When I was a kid, I must have thought I could sing because I once entered a talent contest at our local amusement park, singing a cute little ditty and throwing kisses at the audience. Incredibly, I won first place.

I didn't know I couldn't carry a tune until that choir director let me know I couldn't sing.

My inner voice reminded me of this when I thought about going to the sing-along. I decided right then and there to put my negative inner voice to sleep. I'll sing along with the audience at the songfest.

The same inner voice that tells me I can't sing also says I can't dance. That's what it's been telling me most of my life.

Remember when the Twist was the rage? My friends insisted anyone who knew how to dry off with a towel could do the twist. When they tried to pull me off my chair onto the dance floor, I held onto the chair as if it were a life preserver.

For decades, during weddings and social events, I wanted to get up and dance. But my inner voice kept me glued to my chair, saying, "You can't dance."

All that changed after I retired and signed up for ballroom dancing. I remember being terrified during the first class. I thought everyone would quickly learn the steps and I would be the only dunce. I was surprised when I learned easily and even more surprised when I lost my inhibitions on the dance floor.

Now, when our dance teachers asked David and me to give a ballroom dance exhibition during a women's luncheon, I said "sure."

My inner voice now says, "You can do it. You can dance!"

What a difference attitude makes.

I have one special friend who says, "I can't" to everything. Her inner voice plays that negative tape all day long to the point where she is drowning in negativity.

"What would happen," I asked her, "if you stopped using the words 'I can't.' What would happen if you simply tried it?"

When her boss told her she would have to lead a work conference because he would be away, she just about had anxiety attacks. The boss had three words for her: Just do it.

And she did. She did it so well that the people said it was the best conference ever.

I wish I could say that gave her more confidence. It didn't. Her inner voice is still programmed to say, "I can't."

She's coming to spend her vacation with me. My only rule is she is not allowed to say, "I can't." We'll see what happens.

An inner voice that projects confidence can lead to success in many activities. It can even save you from a threatening situation.

On a calm and windless perfect morning, David and I opted for a kayak trip in the open waters of the Gulf. It was just the two of us gliding happily over water as smooth as glass.

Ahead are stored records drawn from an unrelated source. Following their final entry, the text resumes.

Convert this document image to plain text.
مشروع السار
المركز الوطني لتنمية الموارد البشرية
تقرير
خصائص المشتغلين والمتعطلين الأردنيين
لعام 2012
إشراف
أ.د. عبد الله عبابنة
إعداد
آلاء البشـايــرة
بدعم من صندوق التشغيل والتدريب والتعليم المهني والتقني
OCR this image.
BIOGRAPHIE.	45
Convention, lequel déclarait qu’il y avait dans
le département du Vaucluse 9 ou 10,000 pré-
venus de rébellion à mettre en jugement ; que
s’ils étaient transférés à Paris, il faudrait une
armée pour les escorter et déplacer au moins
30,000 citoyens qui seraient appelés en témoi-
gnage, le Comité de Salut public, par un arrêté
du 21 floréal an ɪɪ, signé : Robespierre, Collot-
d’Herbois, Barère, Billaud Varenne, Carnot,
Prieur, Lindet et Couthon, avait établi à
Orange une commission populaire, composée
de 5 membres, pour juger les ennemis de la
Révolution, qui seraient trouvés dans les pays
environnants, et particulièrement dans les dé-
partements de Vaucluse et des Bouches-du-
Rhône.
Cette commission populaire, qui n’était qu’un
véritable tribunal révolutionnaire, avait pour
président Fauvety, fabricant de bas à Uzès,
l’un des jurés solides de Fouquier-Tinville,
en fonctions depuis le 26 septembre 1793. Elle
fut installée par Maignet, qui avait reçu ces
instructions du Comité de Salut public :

But without warning, marine weather can change as fast as ice cream melts. That's exactly what happened when we were miles off shore.

Dark clouds appeared out of nowhere and winds turned the calm waters into angry waves. There was no doubt a storm was coming. I knew lightning would quickly follow.

Newspapers often carry stories about victims of lightening on the water. With fear as a motivator, I kayaked as fast as I could, trying to get closer to shore. Because the wind made it impossible to hear each other, David took a different course. That left me totally alone in a threatening situation.

As the waves tossed my boat, I started to shake so much it made paddling harder.

But then, my inner voice kicked in. "You can do this. You're a strong paddler," played the message in my head.

It calmed me enough to replace fear with confidence. I got safely back to shore.

What is your inner voice programmed to say?